Darwin and the Beagle would spend only five weeks during September and October 1835 in the Galápagos, but he was able to extensively explore several of the islands, constantly collecting new species. These specimens would provide the most pointed examples that would lead him to his theory of evolution via natural selection. 

The whole archipelago is a textbook on evolution: In the uplands of the islands, today’s visitors will still find masses of moss-encircled trees that evolved from daisies. In the lowlands, cacti have evolved in order to survive the islands’ daily climate shifts, from chilly nights to scalding days. Isabela Island was formed from a ring of six shield volcanoes. 

Darwin looked underwater and encountered marine iguanas as they fed. This species of lizard is the only one adapted to foraging for food in the sea. He also saw seals and sea lions, sharks, rays, and the giant tortoises that give the islands their name, as well as a variety of bird species.

On San Cristobal Island, the naturalist noted some “dull-colored” birds, most likely the finches that would become a prominent part of his evolutionary theory. Today, this group of species is known as “Darwin’s finches.”

The Galápagos finches, Darwin noted, displayed different-shaped beaks and varying behaviors from island to island.

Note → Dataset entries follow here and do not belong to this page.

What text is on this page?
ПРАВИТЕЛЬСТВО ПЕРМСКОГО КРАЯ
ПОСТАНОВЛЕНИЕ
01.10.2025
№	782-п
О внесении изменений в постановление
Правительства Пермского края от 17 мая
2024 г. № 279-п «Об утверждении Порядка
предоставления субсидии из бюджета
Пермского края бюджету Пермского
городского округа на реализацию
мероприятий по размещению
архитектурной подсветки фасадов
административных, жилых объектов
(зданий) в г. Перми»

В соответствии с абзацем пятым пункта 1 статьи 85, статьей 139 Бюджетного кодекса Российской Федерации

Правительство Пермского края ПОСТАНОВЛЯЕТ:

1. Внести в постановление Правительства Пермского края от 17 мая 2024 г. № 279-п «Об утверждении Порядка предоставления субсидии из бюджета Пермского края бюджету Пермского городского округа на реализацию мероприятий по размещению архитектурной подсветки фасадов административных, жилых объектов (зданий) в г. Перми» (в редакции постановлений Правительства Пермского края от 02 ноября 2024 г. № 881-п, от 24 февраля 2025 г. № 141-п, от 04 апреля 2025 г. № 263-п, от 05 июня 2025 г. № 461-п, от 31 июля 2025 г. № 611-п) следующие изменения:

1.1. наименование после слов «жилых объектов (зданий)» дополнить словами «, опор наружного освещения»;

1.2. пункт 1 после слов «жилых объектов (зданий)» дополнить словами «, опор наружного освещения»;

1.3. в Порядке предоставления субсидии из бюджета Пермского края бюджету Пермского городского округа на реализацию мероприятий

He would later surmise that the reason lay in the adaptive features each had produced to extract the most nutrition from their individual environments. In other words, an original finch species had evolved into new types depending on the requirements for survival in each particular habitat. “Darwin’s finches” still roam over the islands.

One of the animals Darwin studied and took home with him was a giant tortoise he named Harriet, which was about five years old when Darwin visited the islands. In 2006, a 175-year-old Galápagos tortoise, thought by some researchers to be the very same Harriet, died in Australia, having been cared for by famed “Crocodile Hunter” Steve Irwin. Darwin’s five-year adventure on the Beagle was a monumental achievement, both for Darwin personally and for science. It is perhaps the world’s most famous scientific expedition, and the findings and observations Darwin collected would change how we humans understand our origins and place in the world.